With apologies to the Rest of Canada, this is a heads-up about a rare treat for cinephiles and/or Rolling Stones fans in the Toronto area. On Jan. 17 at 6:30 p.m., in the largest cinema at the Lightbox, TIFF’s Cinematheque will hold a free screening of C***sucker Blues, Robert Frank‘s notorious backstage documentary of the Stones’ 1972 Exile on Main Street tour. It’s an unreleased film with a title based on a deliberately unreleasable song that the band recorded to fulfill a Decca Records contract. “It’s a f***ing good film, Robert,” Mick Jagger is said to have told Frank at the time, “but if it shows in America we’ll never be allowed in the country again.” When you see it, you’ll understand why. Its raw, fly-on-the-wall footage captures candid scenes of sex and drug-taking, most memorably on a plane. The Stones gave Frank full access, but then sued to prevent the film’s release, and after legal wrangling over whether the filmmaker or the band owned the copyright, a court order restricted the film to being shown no more than five times per year, and only with the director present (a Solomonic verdict that ranks with the one from an Ontario judge who ordered Keith Richards to play a concert for the blind after his Toronto heroin bust).
This is the first time Frank’s film has been shown in Toronto since he hosted a screening in 1984. I was attended that one, and what struck me at the time was the content, the backstage debauchery. But when I saw it a second time at a recent TIFF screening, in this era of celebrity sex tapes and push-button porn, its giddy scenes of boys gone bad now seem like quaint artifacts of a more innocent time. Instead, I was blown away by a lost style of filmmaking—the spontaneous composition, the shrewd editing, and Frank’s detached, deadpan perspective. Also, seeing this film in 2014 versus 1984 changes its patina entirely. I’m not talking about the film stock—TIFF is showing a richly restored digital transfer of the original 16 mm and 8 mm footage—but the way a movie filmed so utterly in the moment has crystallized into a cultural time capsule.
Unlike Gimme Shelter, the Maysles’ Altamont classic, it’s not a heroic portrayal of the Stones. Shot just two years later, it’s drenched in ennui. What can you say about a film whose junkie sound man becomes a principal character as we watch him acquire what turns out to be a fatal addiction? They don’t make vérité like this any more.
Amid the backstage circus, which is shot in black-and-white, there are splashes of concert footage in colour, including the Stones jamming Satisfaction with Stevie Wonder. But the musical episodes seem like routine concessions to fandom in a portrait that never seems besotted with its rock-star subjects. There are sublime moments that just seem to be stumbled across: a long take of Mick sitting in a hotel room with Keith as they listen to a first pressing of Happy; a time-lapse still life of Keith on a bench in an arena locker room, gradually crumpling into someone’s arms and nodding off in a posture of a rock’n'roll Pietà.
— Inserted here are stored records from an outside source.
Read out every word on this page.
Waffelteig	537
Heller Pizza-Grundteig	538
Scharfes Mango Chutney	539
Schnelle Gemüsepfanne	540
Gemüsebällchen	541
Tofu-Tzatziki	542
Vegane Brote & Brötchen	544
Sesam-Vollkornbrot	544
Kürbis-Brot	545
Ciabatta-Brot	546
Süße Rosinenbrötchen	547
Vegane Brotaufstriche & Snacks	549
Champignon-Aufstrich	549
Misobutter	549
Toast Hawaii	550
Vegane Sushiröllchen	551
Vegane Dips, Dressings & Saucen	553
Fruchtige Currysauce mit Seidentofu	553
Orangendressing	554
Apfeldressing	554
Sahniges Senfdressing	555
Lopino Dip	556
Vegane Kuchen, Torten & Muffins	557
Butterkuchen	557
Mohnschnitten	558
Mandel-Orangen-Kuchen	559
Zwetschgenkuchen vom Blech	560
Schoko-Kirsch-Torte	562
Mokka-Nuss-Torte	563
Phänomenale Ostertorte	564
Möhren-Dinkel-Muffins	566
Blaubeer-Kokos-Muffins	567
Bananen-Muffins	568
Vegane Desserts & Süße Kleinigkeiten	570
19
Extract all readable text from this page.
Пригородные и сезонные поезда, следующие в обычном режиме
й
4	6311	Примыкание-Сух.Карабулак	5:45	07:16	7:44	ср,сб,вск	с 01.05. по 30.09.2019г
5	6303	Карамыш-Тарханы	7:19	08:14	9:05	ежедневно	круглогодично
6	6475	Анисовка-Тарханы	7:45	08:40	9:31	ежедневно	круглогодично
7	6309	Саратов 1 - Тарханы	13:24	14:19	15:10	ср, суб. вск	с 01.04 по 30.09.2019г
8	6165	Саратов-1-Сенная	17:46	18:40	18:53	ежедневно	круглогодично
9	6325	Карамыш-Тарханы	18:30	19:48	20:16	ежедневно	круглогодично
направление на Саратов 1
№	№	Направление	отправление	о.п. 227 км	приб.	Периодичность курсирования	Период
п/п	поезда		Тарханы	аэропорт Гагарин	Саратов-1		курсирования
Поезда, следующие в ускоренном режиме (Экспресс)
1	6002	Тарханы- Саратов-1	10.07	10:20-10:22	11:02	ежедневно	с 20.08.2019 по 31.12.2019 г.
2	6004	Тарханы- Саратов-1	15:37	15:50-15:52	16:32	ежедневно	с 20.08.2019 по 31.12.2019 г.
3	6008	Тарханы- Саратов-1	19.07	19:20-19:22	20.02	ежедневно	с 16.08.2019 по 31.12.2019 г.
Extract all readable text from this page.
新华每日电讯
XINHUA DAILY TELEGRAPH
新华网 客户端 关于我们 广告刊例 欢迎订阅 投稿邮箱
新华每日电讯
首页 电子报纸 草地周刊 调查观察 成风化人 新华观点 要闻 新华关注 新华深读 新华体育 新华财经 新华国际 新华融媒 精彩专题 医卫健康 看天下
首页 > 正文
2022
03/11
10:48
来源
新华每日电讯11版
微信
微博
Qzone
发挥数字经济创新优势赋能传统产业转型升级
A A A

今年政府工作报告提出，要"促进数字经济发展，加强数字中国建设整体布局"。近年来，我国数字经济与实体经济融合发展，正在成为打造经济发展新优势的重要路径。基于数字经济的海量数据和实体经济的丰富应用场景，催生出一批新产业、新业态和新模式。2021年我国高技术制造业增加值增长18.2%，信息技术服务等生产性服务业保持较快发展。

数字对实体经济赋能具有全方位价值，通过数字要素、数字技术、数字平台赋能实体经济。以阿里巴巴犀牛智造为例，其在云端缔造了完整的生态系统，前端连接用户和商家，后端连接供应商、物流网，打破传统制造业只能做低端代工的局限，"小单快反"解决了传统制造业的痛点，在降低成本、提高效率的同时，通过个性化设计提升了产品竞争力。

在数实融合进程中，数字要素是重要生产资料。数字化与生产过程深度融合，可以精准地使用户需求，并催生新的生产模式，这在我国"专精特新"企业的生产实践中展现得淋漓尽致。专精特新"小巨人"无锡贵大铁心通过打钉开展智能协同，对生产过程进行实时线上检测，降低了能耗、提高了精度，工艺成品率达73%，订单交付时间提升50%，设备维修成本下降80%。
And there’s a sweet excursion down a country road where the boys look for an authentic American diner while Mick gasps with relief that they’re finally not hanging around with 39 people.
That entourage, rather than the band, is the most sordid part of the scene. By the time I interviewed Mick and Keith, as they were launching slick tours staged by Michael Cohl in Toronto, their entourage had been reduced to nub, unless you count Keith’s pipe-smoking dad sitting in a corner by his amp. But in 1972, the nihilist inertia of camp-followers hangs around the band like a bad smell. Meanwhile luminaries come and go, from Dick Cavett to Andy Warhol and Truman Capote, yet Frank’s non-starstruck camera doesn’t give them a second glance.
In a sense, C***sucker Blues is an early prototype of the kind of self-portraiture that has become YouTube currency. There are a number of scenes showing band members, especially Jagger, wielding cameras. No doubt they felt they were co-authoring a kind of clubhouse home movie. And there’s a sadly self-conscious scene of Mick and Bianca in a hotel room, playing and replaying a tinkling melody on music box over and over, as they go through the motions of a marriage in ruins. Among the gems, the best line in the movie is an aside from the barely-present guitarist Mick Taylor, who walks in on a decadent tableau and says: “I’ve never seen a hotel room blessed with such limpid ecstasy.” Or maybe he said “Olympian ecstasy.” Either way . . .
No matter how commercial and corporate the Stones have become, C***sucker Blues reminds us that Jagger—who also enlisted Jean-Luc Godard to document their recording of Sympathy for the Devil—assiduously courted the visual avant-garde. Frank, whose photography graced the cover of the Stones’ album Exile on Main St, was a far cry from a mainstream guy. The Stones gave him free rein, then buried the evidence. Fortunately they didn’t destroy it.